Un roi sans divertissement, et autres romans
A l’occasion du cinquantenaire de la mort de Jean Giono, Gallimard propose l’édition d’un tirage spécial de la Pléiade Un roi sans divertissement, et autres romans (voir plus pas bas pour le contenu du volume). Ci-dessous quelques mots de l’éditeur sur l’un des romans phares de Giono, Un roi sans divertissement.
« Si j’invente des personnages et si j’écris, c’est tout simplement parce que je suis aux prises avec la grande malédiction de l’univers, à laquelle personne ne fait jamais attention : l’ennui. » À en croire Giono, l’écriture n’aurait été pour lui qu’un divertissement. Non pas un simple jeu, entendons-le bien, mais le moyen de n’être plus « l’homme plein de misères » dont parle Pascal.

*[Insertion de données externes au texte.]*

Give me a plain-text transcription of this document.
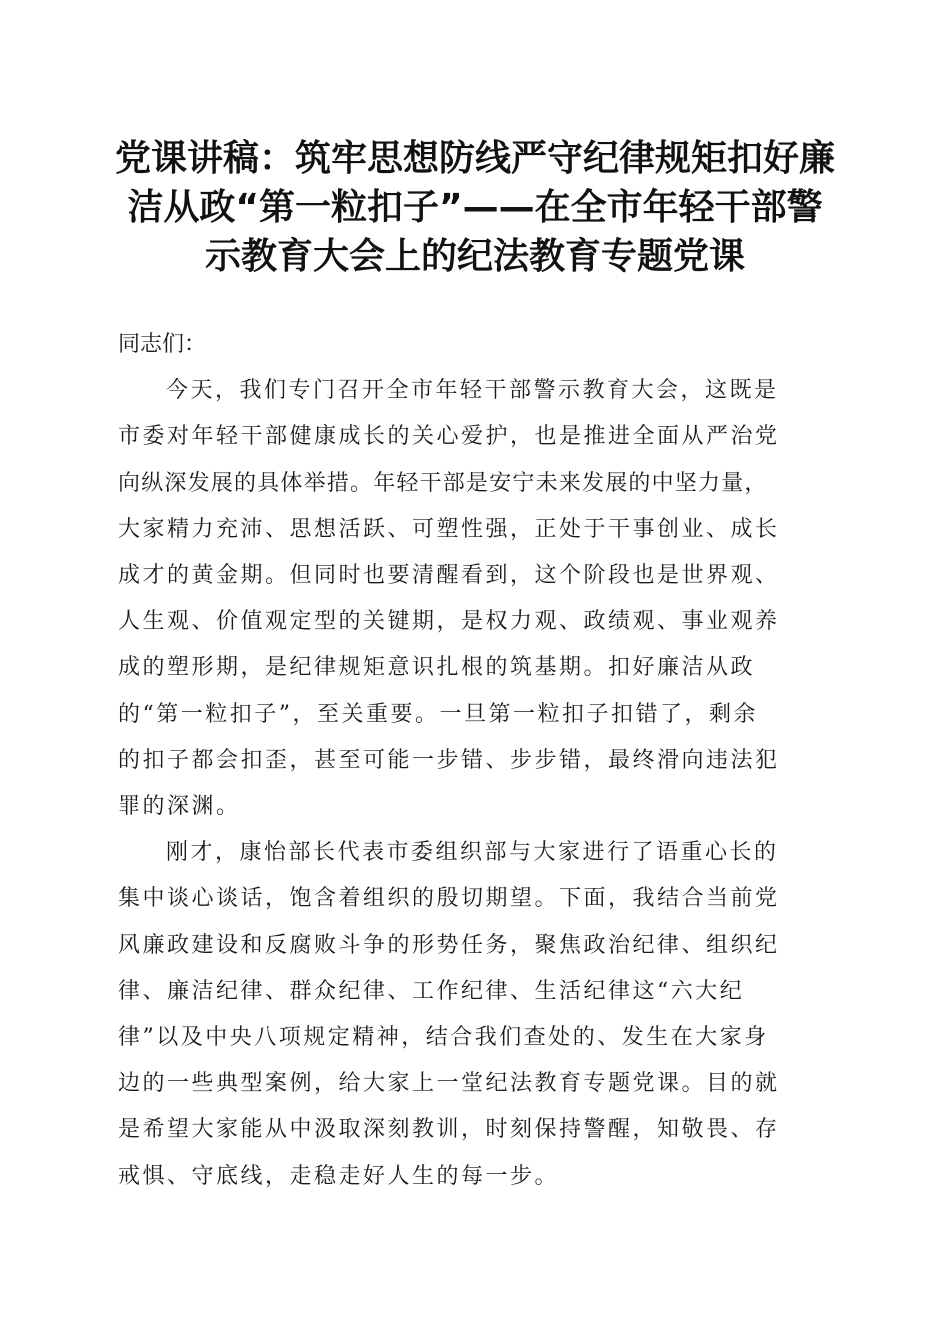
党课讲稿：筑牢思想防线严守纪律规矩扣好廉
洁从政“第一粒扣子”——在全市年轻干部警
示教育大会上的纪法教育专题党课

同志们：

今天，我们专门召开全市年轻干部警示教育大会，这既是
市委对年轻干部健康成长的关心爱护，也是推进全面从严治党
向纵深发展的具体举措。年轻干部是安宁未来发展的中坚力量，
大家精力充沛、思想活跃、可塑性强，正处于干事创业、成长
成才的黄金期。但同时也要清醒看到，这个阶段也是世界观、
人生观、价值观定型的关键期，是权力观、政绩观、事业观养
成的塑形期，是纪律规矩意识扎根的筑基期。扣好廉洁从政
的“第一粒扣子”，至关重要。一旦第一粒扣子扣错了，剩余
的扣子都会扣歪，甚至可能一步错、步步错，最终滑向违法犯
罪的深渊。

刚才，康怡部长代表市委组织部与大家进行了语重心长的
集中谈心谈话，饱含着组织的殷切期望。下面，我结合当前党
风廉政建设和反腐败斗争的形势任务，聚焦政治纪律、组织纪
律、廉洁纪律、群众纪律、工作纪律、生活纪律这“六大纪
律”以及中央八项规定精神，结合我们查处的、发生在大家身
边的一些典型案例，给大家上一堂纪法教育专题党课。目的就
是希望大家能从中汲取深刻教训，时刻保持警醒，知敬畏、存
戒惧、守底线，走稳走好人生的每一步。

Démobilisé en 1918, très marqué par la guerre, Giono retrouve à vingt-trois ans son poste d’employé de banque à Manosque. Une décennie s’écoule au cours de laquelle il passe son temps à rédiger, en marge de son travail, des fiches descriptives révélant l’essence véritable des clients de la banque. « Une excellente école », selon lui, pour la « connaissance du cœur humain ». Puis, en quelques mois, il écrit Colline (1929). Le monde des lettres se dispute la publication de ce premier diamant rocailleux. C’est une révélation, et une rupture ; chose alors singulière, ce roman poétique (ou conte) est composé d’un bout à l’autre au présent de l’indicatif. L’atmosphère sacrificielle qui hante ces pages d’une extrême sécheresse n’en est que plus brutale. Cinq ans plus tard, Le Chant du monde s’apparente à un roman d’aventures autant qu’à un récit mythologique, nouvelle Iliade au rythme cosmique, où l’homme et la nature fusionneraient d’une manière spontanée. Mais l’Histoire gronde de nouveau. Giono prône un pacifisme absolu, qui, en 1939, le conduit en prison. Libéré, il s’attelle à ce qui devait être une notice destinée à accompagner sa traduction de Moby Dick. Puis le projet dévie. Pour saluer Melville (1941) devient un roman dont Melville est le héros. Et un passage dans l’œuvre de Giono, entre les romans où la nature était au premier plan, créant un Sud imaginaire, et les œuvres qui mettront en scène un théâtre des passions, foisonnant de monstres (d’orgueil ou de générosité…).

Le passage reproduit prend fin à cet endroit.